O ministro do Interior do Iraque, Bayan Jabr, negou categoricamente acusações de que seu Ministério tenha ligações com grupos responsáveis por ataques sectários a muçulmanos sunitas. Em entrevista à BBC, ele afirmou que integrantes de alguns grupos que cometeram assassinatos e seqüestros trajavam uniformes da polícia, mas não eram policiais de verdade. Segundo ele, não há qualquer conexão entre essas pessoas e o Ministério, que é controlado pelo maior partido político xiita do Iraque. "Qualquer pessoa pode passar em uma loja e comprar um uniforme policial", disse. Muitos sunitas dizem que membros das forças de segurança apóiam os autores de atos de violência sectária. Jabr insiste que os grupos armados ilegais são resultado do crescente número de empresas de segurança particular atuando no Iraque, além da grande quantidade de tropas destacadas para proteger prédios do governo. Onda de violência A tensão entre xiitas e sunitas aumentou depois de um atentado a bomba em um templo xiita na cidade de Samarra, em fevereiro.
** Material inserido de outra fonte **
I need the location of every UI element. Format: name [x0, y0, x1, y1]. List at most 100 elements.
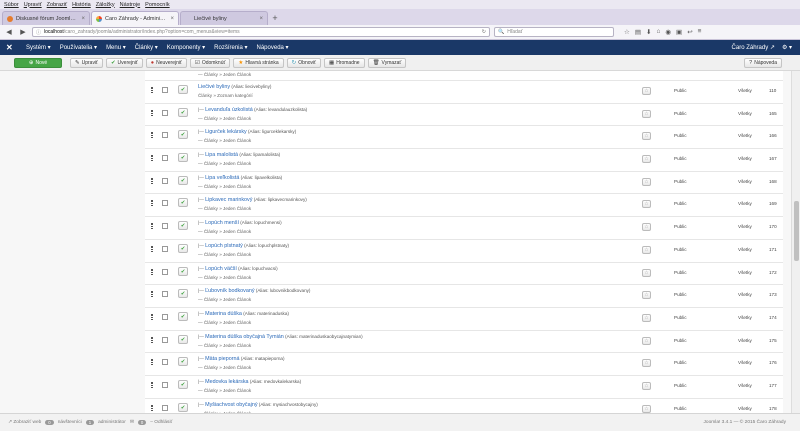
menu-item-link[interactable]: Materina dúška obyčajná Tymián — [205, 334, 284, 340]
row-checkbox[interactable] — [162, 245, 168, 252]
close-tab-icon[interactable]: × — [259, 16, 263, 22]
published-check-icon[interactable]: ✔ — [178, 289, 188, 299]
row-checkbox[interactable] — [162, 177, 168, 184]
published-check-icon[interactable]: ✔ — [178, 130, 188, 140]
drag-handle-icon[interactable] — [151, 155, 153, 162]
menu-item-link[interactable]: Lipkavec marinkový — [205, 197, 252, 203]
forward-icon[interactable]: ▶ — [18, 27, 28, 37]
joomla-menu-item[interactable]: Rozšírenia ▾ — [214, 44, 247, 51]
home-star-icon[interactable]: ☆ — [642, 359, 651, 368]
published-check-icon[interactable]: ✔ — [178, 334, 188, 344]
home-star-icon[interactable]: ☆ — [642, 291, 651, 300]
published-check-icon[interactable]: ✔ — [178, 243, 188, 253]
view-site-link[interactable]: ↗ Zobraziť web — [8, 420, 41, 425]
home-button[interactable]: ★ Hlavná stránka — [233, 57, 284, 68]
published-check-icon[interactable]: ✔ — [178, 311, 188, 321]
drag-handle-icon[interactable] — [151, 200, 153, 207]
reload-icon[interactable]: ↻ — [482, 29, 486, 35]
joomla-menu-item[interactable]: Systém ▾ — [26, 44, 51, 51]
row-checkbox[interactable] — [162, 87, 168, 93]
new-button[interactable]: ⊕ Nové — [14, 57, 62, 68]
menu-item-link[interactable]: Medovka lekárska — [205, 379, 248, 385]
browser-menu-item[interactable]: Zobraziť — [47, 2, 67, 8]
joomla-menu-item[interactable]: Menu ▾ — [106, 44, 126, 51]
drag-handle-icon[interactable] — [151, 268, 153, 275]
published-check-icon[interactable]: ✔ — [178, 175, 188, 185]
published-check-icon[interactable]: ✔ — [178, 357, 188, 367]
menu-item-link[interactable]: Levanduľa úzkolistá — [205, 107, 253, 113]
reader-icon[interactable]: ▤ — [635, 28, 641, 36]
checkin-button[interactable]: ☑ Odomknúť — [189, 57, 231, 68]
drag-handle-icon[interactable] — [151, 223, 153, 230]
row-checkbox[interactable] — [162, 223, 168, 230]
drag-handle-icon[interactable] — [151, 404, 153, 411]
joomla-menu-item[interactable]: Články ▾ — [135, 44, 158, 51]
home-star-icon[interactable]: ☆ — [642, 245, 651, 254]
user-menu-icon[interactable]: ⚙ ▾ — [782, 44, 792, 51]
published-check-icon[interactable]: ✔ — [178, 153, 188, 163]
menu-item-link[interactable]: Ligurček lekársky — [205, 129, 247, 135]
browser-menu-item[interactable]: Súbor — [4, 2, 19, 8]
joomla-logo-icon[interactable]: ✕ — [6, 43, 16, 52]
browser-menu-item[interactable]: História — [72, 2, 91, 8]
drag-handle-icon[interactable] — [151, 313, 153, 320]
url-bar[interactable]: ⓘ localhost/caro_zahrady/joomla/administ… — [32, 27, 490, 37]
close-tab-icon[interactable]: × — [170, 16, 174, 22]
home-star-icon[interactable]: ☆ — [642, 268, 651, 277]
drag-handle-icon[interactable] — [151, 109, 153, 116]
published-check-icon[interactable]: ✔ — [178, 266, 188, 276]
logout-link[interactable]: – Odhlásiť — [150, 420, 172, 425]
drag-handle-icon[interactable] — [151, 381, 153, 388]
menu-item-link[interactable]: Lopúch menší — [205, 220, 239, 226]
home-star-icon[interactable]: ☆ — [642, 381, 651, 390]
drag-handle-icon[interactable] — [151, 132, 153, 139]
home-star-icon[interactable]: ☆ — [642, 313, 651, 322]
row-checkbox[interactable] — [162, 132, 168, 139]
row-checkbox[interactable] — [162, 336, 168, 343]
published-check-icon[interactable]: ✔ — [178, 402, 188, 412]
browser-menu-item[interactable]: Upraviť — [24, 2, 42, 8]
site-link[interactable]: Čaro Záhrady ↗ — [732, 44, 775, 51]
menu-item-link[interactable]: Materina dúška — [205, 311, 242, 317]
menu-item-link[interactable]: Lipa veľkolistá — [205, 175, 239, 181]
published-check-icon[interactable]: ✔ — [178, 221, 188, 231]
published-check-icon[interactable]: ✔ — [178, 85, 188, 94]
menu-item-link[interactable]: Myšiachvost obyčajný — [205, 402, 257, 408]
help-button[interactable]: ? Nápoveda — [744, 57, 782, 68]
joomla-menu-item[interactable]: Používatelia ▾ — [60, 44, 97, 51]
home-star-icon[interactable]: ☆ — [642, 87, 651, 95]
menu-item-link[interactable]: Lopúch väčší — [205, 266, 237, 272]
new-tab-button[interactable]: + — [269, 11, 281, 25]
star-icon[interactable]: ☆ — [624, 28, 630, 36]
row-checkbox[interactable] — [162, 313, 168, 320]
home-star-icon[interactable]: ☆ — [642, 109, 651, 118]
pocket-icon[interactable]: ◉ — [665, 28, 671, 36]
row-checkbox[interactable] — [162, 291, 168, 298]
scrollbar-thumb[interactable] — [794, 201, 799, 261]
page-scrollbar[interactable] — [791, 71, 800, 413]
drag-handle-icon[interactable] — [151, 245, 153, 252]
published-check-icon[interactable]: ✔ — [178, 107, 188, 117]
menu-item-link[interactable]: Liečivé byliny — [198, 84, 230, 90]
row-checkbox[interactable] — [162, 359, 168, 366]
edit-button[interactable]: ✎ Upraviť — [70, 57, 103, 68]
back-icon[interactable]: ◀ — [4, 27, 14, 37]
published-check-icon[interactable]: ✔ — [178, 198, 188, 208]
menu-item-link[interactable]: Ľubovník bodkovaný — [205, 288, 254, 294]
browser-menu-item[interactable]: Pomocník — [145, 2, 169, 8]
close-tab-icon[interactable]: × — [81, 16, 85, 22]
rebuild-button[interactable]: ↻ Obnoviť — [286, 57, 321, 68]
row-checkbox[interactable] — [162, 268, 168, 275]
published-check-icon[interactable]: ✔ — [178, 379, 188, 389]
row-checkbox[interactable] — [162, 381, 168, 388]
download-icon[interactable]: ⬇ — [646, 28, 651, 36]
hamburger-menu-icon[interactable]: ≡ — [698, 28, 702, 36]
drag-handle-icon[interactable] — [151, 336, 153, 343]
menu-item-link[interactable]: Lopúch plstnatý — [205, 243, 243, 249]
home-star-icon[interactable]: ☆ — [642, 155, 651, 164]
browser-menu-item[interactable]: Záložky — [96, 2, 115, 8]
joomla-menu-item[interactable]: Nápoveda ▾ — [257, 44, 289, 51]
browser-tab[interactable]: Čaro Záhrady - Administrácia× — [91, 11, 179, 25]
info-icon[interactable]: ⓘ — [36, 29, 41, 36]
browser-tab[interactable]: Liečivé byliny × — [180, 11, 268, 25]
O Exército americano calcula que mais de 1,3 mil civis foram vítimas da violência sectária no último mês, enquanto analistas acreditam que o total pode ser ainda maior, pois muitos corpos nunca foram encontrados. Segundo o correspondente da BBC em Bagdá Andrew North, todos os dias aparecem mais vítimas do confronto entre sunitas e xiitas. Muitos cadávares de pessoas mortas a tiros são deixados à beira das estradas. O atraso em se conseguir um acordo para a formação de um governo de unidade nacional também é visto como parcialmente responsável pela onda de violência. Nesta quarta-feira, ministros do Exterior de países árabes devem se reunir na capital do Egito, Cairo, para discutir o assunto. O encontro, no entanto, não contará com representantes do governo iraquiano, que protestam contra as declarações do presidente egípcio, Hosni Mubarak, que disse no último sábado que o Iraque está à beira de uma guerra civil. No domingo, o primeiro-ministro iraquiano, Ibrahim Al-Jaafari, negou a afirmação de Mubarak.